Along with fish fingers and chocolate Big M, onions rings are my guilty secret junk food. I tried to make them but, like you, experienced trouble. It turns out there is a delicate but determinedly sticky membrane between each layer of the onion. It is translucent, skin-like, and cooks much faster than the thicker ring of flesh. This means it can contract and pull through the batter, breaking the seal and allowing the oil inside. You can remove the membrane after slicing, but this is a stinky, tear-filled ordeal. Instead, slice the onions into rings, place on a tray, and place in the freezer for 24 hours. The water in the cells will expand as it freezes, rupturing cells and making the membrane easier to remove once the onion rings have thawed. The rings' texture will be softer – and more like those served at certain fast-food joints. 


Recently we mentioned that prawn and lobster shells can be used to make a bisque, giving them one more use before they hit the bin. Readers had a few quirkier suggestions. One feeds her prawn shells to the dog, not something condoned here, while another flushes theirs down the toilet. Obviously they have never had a septic tank.

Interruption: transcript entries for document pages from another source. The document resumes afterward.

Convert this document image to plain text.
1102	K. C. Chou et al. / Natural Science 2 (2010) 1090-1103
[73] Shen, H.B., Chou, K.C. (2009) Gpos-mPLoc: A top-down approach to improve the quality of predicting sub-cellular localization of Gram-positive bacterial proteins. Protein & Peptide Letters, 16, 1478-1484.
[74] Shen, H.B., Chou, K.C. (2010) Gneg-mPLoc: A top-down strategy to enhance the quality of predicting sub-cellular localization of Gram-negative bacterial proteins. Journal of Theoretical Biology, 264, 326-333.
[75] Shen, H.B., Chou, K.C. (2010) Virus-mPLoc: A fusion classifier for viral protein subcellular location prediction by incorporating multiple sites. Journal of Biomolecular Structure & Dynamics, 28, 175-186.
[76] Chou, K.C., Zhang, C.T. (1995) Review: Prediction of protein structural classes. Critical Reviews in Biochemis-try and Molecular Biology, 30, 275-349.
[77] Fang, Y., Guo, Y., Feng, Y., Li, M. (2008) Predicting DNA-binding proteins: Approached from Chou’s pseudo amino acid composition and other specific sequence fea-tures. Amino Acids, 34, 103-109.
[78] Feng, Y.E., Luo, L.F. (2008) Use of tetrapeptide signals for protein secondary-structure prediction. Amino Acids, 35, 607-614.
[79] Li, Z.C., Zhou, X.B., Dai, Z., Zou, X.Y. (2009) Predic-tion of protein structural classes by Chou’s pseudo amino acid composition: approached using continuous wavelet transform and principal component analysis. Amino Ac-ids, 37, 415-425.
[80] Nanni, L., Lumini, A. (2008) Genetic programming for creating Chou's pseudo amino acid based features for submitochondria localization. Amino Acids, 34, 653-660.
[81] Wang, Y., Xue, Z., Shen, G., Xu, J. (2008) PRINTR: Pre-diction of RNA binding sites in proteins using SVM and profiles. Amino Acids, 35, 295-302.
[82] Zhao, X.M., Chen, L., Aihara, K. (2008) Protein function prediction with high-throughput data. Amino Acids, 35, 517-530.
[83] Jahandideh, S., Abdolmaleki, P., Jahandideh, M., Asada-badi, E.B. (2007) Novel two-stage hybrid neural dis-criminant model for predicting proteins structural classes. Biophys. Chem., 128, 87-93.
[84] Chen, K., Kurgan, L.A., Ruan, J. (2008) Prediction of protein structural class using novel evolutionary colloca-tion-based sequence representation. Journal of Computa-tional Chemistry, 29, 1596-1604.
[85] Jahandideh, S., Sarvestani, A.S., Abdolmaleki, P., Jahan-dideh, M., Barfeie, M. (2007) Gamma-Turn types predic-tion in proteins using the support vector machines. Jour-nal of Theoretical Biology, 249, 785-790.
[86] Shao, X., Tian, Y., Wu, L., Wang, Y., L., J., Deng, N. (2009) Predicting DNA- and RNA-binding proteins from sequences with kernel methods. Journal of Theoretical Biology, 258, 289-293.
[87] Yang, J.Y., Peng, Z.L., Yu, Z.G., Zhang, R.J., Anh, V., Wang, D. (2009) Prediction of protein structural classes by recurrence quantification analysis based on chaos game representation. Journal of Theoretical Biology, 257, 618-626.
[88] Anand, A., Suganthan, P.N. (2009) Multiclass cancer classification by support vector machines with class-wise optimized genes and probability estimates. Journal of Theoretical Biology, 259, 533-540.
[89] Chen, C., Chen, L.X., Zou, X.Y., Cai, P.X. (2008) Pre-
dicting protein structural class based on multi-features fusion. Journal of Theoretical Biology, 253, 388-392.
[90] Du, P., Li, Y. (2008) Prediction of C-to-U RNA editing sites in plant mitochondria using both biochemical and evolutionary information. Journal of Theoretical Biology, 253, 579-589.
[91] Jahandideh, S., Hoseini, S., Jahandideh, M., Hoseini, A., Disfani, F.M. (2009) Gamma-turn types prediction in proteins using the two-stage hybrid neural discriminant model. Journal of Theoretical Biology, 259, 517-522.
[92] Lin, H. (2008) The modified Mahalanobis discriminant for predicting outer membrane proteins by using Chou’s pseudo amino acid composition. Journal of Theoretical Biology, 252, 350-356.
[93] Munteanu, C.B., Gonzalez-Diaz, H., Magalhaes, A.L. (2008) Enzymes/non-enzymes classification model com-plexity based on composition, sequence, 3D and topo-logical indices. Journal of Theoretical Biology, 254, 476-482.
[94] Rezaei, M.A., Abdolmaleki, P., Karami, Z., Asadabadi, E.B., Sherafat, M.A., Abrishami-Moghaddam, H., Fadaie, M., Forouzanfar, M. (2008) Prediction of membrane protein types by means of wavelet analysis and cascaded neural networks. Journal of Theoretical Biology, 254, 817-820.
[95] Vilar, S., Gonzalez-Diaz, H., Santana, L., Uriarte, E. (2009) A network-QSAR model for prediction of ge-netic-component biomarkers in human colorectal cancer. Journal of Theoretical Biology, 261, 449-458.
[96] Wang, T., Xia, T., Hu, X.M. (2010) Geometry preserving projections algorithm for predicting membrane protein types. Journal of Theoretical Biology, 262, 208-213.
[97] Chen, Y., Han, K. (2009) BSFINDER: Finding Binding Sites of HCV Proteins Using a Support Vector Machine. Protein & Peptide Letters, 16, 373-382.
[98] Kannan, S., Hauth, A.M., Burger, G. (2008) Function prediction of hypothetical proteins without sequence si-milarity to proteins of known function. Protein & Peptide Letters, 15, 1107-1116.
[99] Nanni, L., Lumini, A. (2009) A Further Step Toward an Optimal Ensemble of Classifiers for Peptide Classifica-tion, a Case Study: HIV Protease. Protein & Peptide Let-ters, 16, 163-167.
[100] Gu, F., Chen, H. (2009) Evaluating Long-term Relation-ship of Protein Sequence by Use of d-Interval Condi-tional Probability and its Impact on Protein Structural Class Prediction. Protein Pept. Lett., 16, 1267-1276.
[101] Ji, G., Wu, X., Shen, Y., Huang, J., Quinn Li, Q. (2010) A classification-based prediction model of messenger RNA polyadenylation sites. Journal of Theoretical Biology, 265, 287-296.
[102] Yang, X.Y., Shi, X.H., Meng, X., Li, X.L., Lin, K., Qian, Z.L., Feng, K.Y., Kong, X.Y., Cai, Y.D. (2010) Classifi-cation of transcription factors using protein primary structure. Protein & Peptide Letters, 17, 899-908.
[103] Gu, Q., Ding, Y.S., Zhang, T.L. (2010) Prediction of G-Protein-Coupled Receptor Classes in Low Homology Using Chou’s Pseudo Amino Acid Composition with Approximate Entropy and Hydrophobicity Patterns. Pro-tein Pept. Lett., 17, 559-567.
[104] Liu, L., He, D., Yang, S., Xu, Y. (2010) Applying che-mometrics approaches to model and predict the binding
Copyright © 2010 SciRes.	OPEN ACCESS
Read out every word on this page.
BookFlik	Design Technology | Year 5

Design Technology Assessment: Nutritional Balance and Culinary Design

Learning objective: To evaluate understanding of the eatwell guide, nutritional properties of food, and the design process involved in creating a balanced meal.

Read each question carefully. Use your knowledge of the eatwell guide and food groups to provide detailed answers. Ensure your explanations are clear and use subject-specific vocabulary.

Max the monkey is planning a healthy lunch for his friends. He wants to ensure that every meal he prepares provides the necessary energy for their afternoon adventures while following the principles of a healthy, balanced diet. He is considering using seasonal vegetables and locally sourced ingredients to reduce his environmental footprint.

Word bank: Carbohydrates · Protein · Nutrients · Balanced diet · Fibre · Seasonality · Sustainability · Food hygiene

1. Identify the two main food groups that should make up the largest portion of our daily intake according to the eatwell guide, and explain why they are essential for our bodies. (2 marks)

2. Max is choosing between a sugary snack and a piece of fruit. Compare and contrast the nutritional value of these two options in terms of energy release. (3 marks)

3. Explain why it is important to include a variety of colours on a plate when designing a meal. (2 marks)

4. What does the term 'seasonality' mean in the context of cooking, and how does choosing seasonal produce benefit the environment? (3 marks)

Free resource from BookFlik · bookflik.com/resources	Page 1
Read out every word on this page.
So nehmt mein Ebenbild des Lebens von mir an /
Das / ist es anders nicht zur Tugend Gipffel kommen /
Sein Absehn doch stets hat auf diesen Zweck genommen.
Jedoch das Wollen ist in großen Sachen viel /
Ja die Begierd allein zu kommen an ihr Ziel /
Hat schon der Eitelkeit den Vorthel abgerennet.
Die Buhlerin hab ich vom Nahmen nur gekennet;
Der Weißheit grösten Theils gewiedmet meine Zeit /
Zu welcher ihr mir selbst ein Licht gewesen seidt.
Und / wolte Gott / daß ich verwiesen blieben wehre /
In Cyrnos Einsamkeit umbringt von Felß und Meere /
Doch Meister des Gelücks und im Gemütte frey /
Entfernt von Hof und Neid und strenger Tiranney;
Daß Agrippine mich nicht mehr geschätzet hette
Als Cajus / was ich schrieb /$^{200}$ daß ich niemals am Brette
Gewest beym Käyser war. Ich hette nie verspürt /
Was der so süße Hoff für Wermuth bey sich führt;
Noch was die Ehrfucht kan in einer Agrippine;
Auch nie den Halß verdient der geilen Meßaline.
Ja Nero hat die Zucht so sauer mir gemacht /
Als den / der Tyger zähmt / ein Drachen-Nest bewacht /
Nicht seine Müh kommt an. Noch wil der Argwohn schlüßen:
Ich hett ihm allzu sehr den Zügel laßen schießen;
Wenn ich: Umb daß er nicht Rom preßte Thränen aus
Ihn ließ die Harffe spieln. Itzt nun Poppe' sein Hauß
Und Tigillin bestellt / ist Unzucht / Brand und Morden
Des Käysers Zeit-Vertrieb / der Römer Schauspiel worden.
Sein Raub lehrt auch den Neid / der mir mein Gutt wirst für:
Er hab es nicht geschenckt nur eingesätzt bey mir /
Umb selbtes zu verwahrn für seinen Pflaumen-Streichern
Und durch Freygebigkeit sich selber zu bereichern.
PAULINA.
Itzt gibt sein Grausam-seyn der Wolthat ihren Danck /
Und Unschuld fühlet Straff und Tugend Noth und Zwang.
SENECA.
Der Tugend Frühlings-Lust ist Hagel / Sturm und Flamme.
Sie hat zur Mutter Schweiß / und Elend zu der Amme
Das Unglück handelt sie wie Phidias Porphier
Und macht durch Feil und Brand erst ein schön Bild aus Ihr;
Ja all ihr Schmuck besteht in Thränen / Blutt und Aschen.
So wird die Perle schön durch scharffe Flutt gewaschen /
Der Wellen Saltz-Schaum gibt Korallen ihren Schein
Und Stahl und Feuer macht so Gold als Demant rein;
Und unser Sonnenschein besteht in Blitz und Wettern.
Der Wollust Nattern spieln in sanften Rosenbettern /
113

P. Waldren digs a hole in his vegetable garden and buries the prawn shells there, a much better solution. On the subject of marmalade, we discussed that the word derives from the Greek melimelon, a combination of the words for honey and apple. From this comes marmelada, Portuguese for quince paste. N. Silke offers this alternative and apocryphal etymology. "I remember hearing about the story of Mary, Queen of Scots, visiting Portugal. She was quite sick, and her lady-in-waiting would come to the kitchen and say in European courtly lingua franca, "Madame est malade", the lady is sick. The Portuguese thought she wanted marmalade or quince paste."